Voyons, petit texte : « Trois vers pour un seul peuvent donner une bonne morale, deux vers pour un seul peuvent donner une bonne pensée, un vers peut-il se suffire à lui-même s'il est composé comme suit ? « Tant va la cruche à l'eau qu'enfin, elle se brise... »
A force de faire la même faute, on finit par en pâtir.
La clé d'une énigme philosophique et/ou ésotérique est à rechercher dans un élément figuratif, certes, mais comme le dit cette expression citée plus haut, on n'aura de cesse de s'employer à ouvrir des portes fermées tant que l'obsession, donc la curiosité sera présente. Soustrayez l'obsession, il vous restera quoi sinon l'évidence !?

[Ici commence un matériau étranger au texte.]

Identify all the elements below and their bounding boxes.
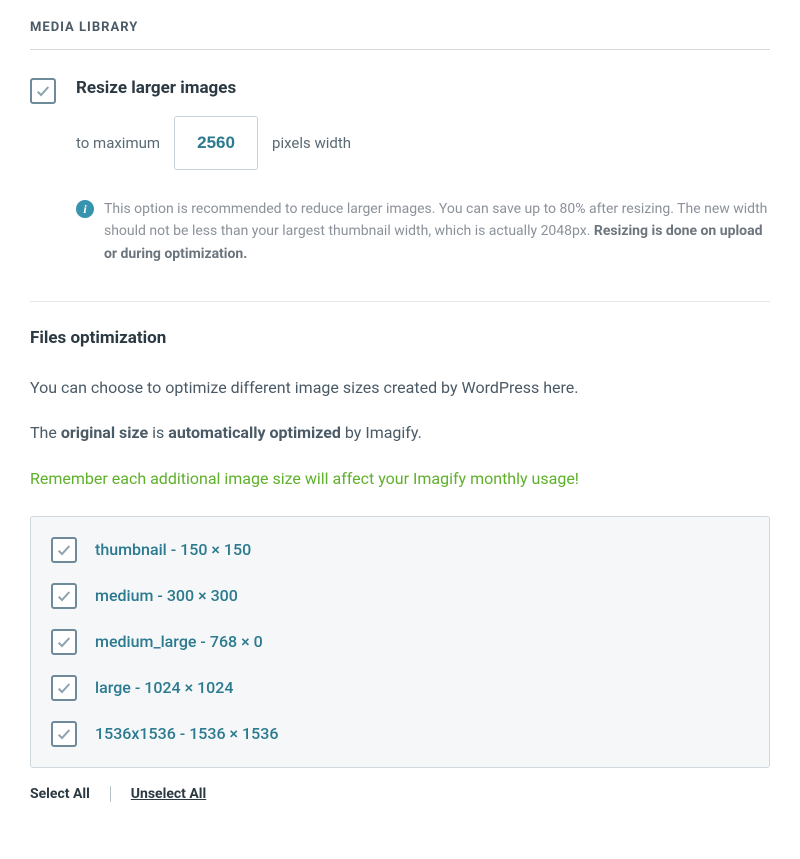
select-all-link[interactable]: Select All (30, 786, 90, 802)
size-checkbox-thumbnail[interactable] (51, 537, 77, 563)
size-label: 1536x1536 - 1536 × 1536 (95, 724, 278, 743)
resize-option-row: Resize larger images to maximum pixels w… (30, 78, 770, 265)
action-divider (110, 786, 111, 802)
size-row-medium-large: medium_large - 768 × 0 (51, 629, 749, 655)
bottom-actions: Select All Unselect All (30, 768, 770, 802)
sizes-panel: thumbnail - 150 × 150 medium - 300 × 300… (30, 516, 770, 768)
check-icon (35, 83, 51, 99)
check-icon (56, 588, 72, 604)
resize-info: i This option is recommended to reduce l… (76, 198, 770, 265)
size-label: large - 1024 × 1024 (95, 678, 233, 697)
size-checkbox-medium-large[interactable] (51, 629, 77, 655)
resize-width-input[interactable] (174, 116, 258, 170)
size-row-1536: 1536x1536 - 1536 × 1536 (51, 721, 749, 747)
check-icon (56, 680, 72, 696)
divider (30, 301, 770, 302)
check-icon (56, 542, 72, 558)
resize-prefix-label: to maximum (76, 134, 160, 152)
section-header: MEDIA LIBRARY (30, 20, 770, 50)
files-optimization-descr2: The original size is automatically optim… (30, 419, 770, 446)
unselect-all-link[interactable]: Unselect All (131, 786, 206, 802)
size-label: thumbnail - 150 × 150 (95, 540, 251, 559)
size-label: medium - 300 × 300 (95, 586, 238, 605)
info-icon: i (76, 200, 94, 218)
resize-title: Resize larger images (76, 78, 770, 98)
size-checkbox-large[interactable] (51, 675, 77, 701)
files-optimization-warning: Remember each additional image size will… (30, 465, 770, 492)
check-icon (56, 634, 72, 650)
resize-suffix-label: pixels width (272, 134, 351, 152)
resize-input-row: to maximum pixels width (76, 116, 770, 170)
size-row-thumbnail: thumbnail - 150 × 150 (51, 537, 749, 563)
size-label: medium_large - 768 × 0 (95, 632, 263, 651)
files-optimization-descr1: You can choose to optimize different ima… (30, 374, 770, 401)
resize-checkbox[interactable] (30, 78, 56, 104)
size-checkbox-medium[interactable] (51, 583, 77, 609)
resize-content: Resize larger images to maximum pixels w… (76, 78, 770, 265)
size-row-medium: medium - 300 × 300 (51, 583, 749, 609)
size-checkbox-1536[interactable] (51, 721, 77, 747)
files-optimization-title: Files optimization (30, 328, 770, 348)
size-row-large: large - 1024 × 1024 (51, 675, 749, 701)
resize-info-text: This option is recommended to reduce lar… (104, 198, 770, 265)
check-icon (56, 726, 72, 742)
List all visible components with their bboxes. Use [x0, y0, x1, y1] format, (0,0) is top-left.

Morale : il n'est pas forcément besoin de vouloir franchir une porte pour parvenir de l'autre côté. Une porte ne peut être un obstacle naturel, voyez y plutôt une halte d'observance à respecter.
L'esprit progressant de lui-même doit respecter certains paliers de progression sinon, épuisé, il retombera comme retombent les soufflés, vaincus par un manque d'attention et pour ce cas, celui de la cuisinière... ou du cuisinier.
La serrure peut se passer de la clé et vice versa sans que cela n'altère l'une ou l'autre.
Vous l'aurez compris, une base de travail peut se passer d'une base de solution parce que toute solution peut se trouver dans le fait d'ignorer le travail, donc, suivez-moi non pas en vous posant des questions mais en posant votre esprit sur le mien. Voyez, la clé des songes n'est placée en rien d'autre qu'en elle-même. Elle se suffit donc à elle-même.
La complication est humaine, la simplicité est ergonomiquement et avant tout celle du Créateur.